Nietzsche failed, of course. He had a mental breakdown and spent the final years of his life in an insane asylum. So it can now be concluded by this point that nihilism, as propounded by Schopenhauer, Nietzsche and their contemporaries, is a position that is both logically inconsistent and impossible to live by, and thus ought to be discarded.

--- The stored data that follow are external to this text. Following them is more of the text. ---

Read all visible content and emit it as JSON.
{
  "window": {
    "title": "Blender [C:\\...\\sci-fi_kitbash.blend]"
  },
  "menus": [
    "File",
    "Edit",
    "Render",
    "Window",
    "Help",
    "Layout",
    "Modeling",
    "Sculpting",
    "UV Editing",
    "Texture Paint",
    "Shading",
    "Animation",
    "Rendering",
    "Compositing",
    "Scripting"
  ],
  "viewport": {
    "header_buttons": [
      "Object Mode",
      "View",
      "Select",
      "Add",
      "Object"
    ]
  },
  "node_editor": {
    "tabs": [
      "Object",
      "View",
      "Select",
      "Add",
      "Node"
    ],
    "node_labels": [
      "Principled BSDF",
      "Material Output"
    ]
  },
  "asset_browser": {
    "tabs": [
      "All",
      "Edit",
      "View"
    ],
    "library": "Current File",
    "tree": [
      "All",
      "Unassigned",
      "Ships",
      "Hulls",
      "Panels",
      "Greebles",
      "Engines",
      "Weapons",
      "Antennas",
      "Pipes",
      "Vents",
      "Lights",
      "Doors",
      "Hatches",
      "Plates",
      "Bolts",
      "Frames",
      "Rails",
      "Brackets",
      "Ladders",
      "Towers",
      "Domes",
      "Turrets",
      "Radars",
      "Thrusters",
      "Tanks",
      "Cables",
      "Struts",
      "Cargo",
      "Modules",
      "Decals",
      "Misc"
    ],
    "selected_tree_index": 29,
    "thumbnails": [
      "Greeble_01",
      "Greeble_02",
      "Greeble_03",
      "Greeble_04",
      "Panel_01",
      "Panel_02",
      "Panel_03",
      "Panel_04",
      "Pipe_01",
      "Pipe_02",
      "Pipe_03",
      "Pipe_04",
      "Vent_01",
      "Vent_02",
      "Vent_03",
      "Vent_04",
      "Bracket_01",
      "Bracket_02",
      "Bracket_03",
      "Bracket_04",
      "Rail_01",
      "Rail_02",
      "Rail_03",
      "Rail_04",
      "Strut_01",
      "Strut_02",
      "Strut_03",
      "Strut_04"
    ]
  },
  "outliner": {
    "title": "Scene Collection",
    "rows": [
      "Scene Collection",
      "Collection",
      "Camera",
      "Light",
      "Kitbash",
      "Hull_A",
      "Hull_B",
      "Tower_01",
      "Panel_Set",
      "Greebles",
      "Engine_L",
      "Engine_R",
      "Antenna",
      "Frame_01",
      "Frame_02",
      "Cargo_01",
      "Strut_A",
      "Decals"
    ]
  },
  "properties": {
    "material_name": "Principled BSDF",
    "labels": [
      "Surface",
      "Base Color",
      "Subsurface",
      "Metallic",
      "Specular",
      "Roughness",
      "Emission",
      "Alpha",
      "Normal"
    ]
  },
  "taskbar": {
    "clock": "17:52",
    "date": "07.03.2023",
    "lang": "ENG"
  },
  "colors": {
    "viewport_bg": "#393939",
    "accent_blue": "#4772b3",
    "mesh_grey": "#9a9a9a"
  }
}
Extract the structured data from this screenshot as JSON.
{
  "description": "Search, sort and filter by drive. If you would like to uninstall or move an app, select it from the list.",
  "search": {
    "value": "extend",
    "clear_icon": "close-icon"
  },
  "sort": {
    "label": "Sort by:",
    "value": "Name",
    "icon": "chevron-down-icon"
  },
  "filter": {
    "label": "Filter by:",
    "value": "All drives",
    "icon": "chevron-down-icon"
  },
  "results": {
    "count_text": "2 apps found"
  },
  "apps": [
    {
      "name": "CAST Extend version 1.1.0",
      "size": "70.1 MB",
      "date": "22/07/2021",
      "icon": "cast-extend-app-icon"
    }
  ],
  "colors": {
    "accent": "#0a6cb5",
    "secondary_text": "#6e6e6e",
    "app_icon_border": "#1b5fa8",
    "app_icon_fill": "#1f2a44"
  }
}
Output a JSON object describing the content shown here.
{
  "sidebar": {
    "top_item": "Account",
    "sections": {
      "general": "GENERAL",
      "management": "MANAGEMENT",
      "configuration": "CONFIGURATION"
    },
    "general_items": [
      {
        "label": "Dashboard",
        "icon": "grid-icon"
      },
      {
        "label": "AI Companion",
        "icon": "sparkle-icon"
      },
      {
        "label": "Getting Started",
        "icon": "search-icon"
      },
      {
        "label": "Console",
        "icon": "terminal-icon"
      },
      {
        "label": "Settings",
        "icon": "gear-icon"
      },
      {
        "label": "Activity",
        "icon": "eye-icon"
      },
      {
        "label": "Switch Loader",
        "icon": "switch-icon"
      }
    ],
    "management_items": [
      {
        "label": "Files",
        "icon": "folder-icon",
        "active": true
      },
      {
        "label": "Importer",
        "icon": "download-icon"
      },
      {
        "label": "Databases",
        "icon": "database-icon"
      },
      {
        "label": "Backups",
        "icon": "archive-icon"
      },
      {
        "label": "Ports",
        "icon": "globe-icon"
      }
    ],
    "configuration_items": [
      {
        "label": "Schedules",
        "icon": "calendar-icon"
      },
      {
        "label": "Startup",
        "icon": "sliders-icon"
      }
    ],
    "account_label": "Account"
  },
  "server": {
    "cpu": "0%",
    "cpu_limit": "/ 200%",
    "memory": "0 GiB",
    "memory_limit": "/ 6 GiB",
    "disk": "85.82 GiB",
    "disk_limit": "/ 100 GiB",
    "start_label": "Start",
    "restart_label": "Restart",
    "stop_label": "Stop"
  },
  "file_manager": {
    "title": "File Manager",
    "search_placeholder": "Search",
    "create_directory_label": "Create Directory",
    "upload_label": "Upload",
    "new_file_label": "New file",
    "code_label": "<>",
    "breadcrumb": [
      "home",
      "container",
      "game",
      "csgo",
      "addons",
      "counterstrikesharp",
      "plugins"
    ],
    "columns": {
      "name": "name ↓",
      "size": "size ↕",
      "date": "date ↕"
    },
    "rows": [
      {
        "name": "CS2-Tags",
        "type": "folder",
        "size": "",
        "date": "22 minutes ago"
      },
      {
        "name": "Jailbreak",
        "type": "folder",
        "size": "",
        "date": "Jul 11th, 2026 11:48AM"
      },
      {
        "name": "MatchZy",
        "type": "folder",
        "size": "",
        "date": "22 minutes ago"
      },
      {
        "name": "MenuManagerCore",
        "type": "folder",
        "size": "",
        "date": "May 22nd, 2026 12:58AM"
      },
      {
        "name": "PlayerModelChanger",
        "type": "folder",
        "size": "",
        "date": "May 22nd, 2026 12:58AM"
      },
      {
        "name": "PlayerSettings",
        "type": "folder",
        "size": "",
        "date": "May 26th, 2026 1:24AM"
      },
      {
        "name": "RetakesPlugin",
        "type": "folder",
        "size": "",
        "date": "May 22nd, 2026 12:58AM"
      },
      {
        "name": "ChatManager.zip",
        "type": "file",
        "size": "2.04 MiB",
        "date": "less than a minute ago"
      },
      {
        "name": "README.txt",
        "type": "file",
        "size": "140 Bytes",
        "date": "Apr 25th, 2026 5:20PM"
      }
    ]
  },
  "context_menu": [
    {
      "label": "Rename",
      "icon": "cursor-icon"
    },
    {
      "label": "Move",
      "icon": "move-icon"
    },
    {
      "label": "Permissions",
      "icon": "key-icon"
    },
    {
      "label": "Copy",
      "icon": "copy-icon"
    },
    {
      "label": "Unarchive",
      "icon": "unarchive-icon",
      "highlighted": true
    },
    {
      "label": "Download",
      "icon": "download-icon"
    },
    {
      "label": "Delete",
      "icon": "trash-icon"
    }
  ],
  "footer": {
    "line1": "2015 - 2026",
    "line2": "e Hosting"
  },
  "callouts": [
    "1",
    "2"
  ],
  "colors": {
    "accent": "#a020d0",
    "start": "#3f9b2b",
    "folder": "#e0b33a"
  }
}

There is only one alternative, and that is theism. To find a non-theistic position on the meaning of life simply will not work, as it’d lack any definite objective grounds for finding meaning or purpose, such that any meaning or purpose any given individual finds will just be that individual’s own flawed perception. Any such paradigm will inevitably reduce itself back to nihilism once followed to its logical conclusions, due to its lack of solid grounding. Only an infinite, transcendent creator (who must also necessarily be personal, since an impersonal deity would not care to give humanity any kind of purpose) such as believed in by theists can create humanity with a definite purpose and end in mind,[6] apart from which we are little more than glorified pond scum, doomed to drift from dust to dust and devoid of direction. The words of the great Saint Augustine ring true here when he says, “You [God] have made us for yourself and our hearts find no peace until they rest in you.”[7]

End Notes
  1. Paquette, Paul G., et al. Philosophy: Questions and Theories. p. 169.
  2. ibid., p. 169.
  3. Cited in Blanchard, John. Can We Be Good Without God?. p. 12.
  4. Paquette, et al. p. 249.
  5. West, John G. C.S. Lewis and the Materialist Menace.
  6. Paquette, et al. p. 170.
  7. Augustine. Confessions. p 21.

  • Augustine. Confessions (translated by R.S. Pine-Coffin). Penguin Books, 1961.
  • Blanchard, John. Can We Be Good Without God?. Darlington: Evangelical Press, 2007.
  • Paquette, Paul G., et al. Philosophy: Questions and Theories. Toronto: McGraw-Hill Ryerson, 2003.
  • West, John G. C.S. Lewis and the Materialist Menace. Discovery Institute. July 15, 1996 (Accessed April 03, 2010), (
UPDATE (04/12/2010)
Shortly after writing this essay, somebody attempted to discredit my third argument by claiming that Nietzsche's mental breakdown was actually caused by syphilis. Needless to say, it took thirty seconds on Google to debunk that urban legend. Besides, even if the Syphilis was somehow true (and this has not been established), it would only mean that the disease was an aggravator that helped speed up Nietzsche's inevitable descent into madness.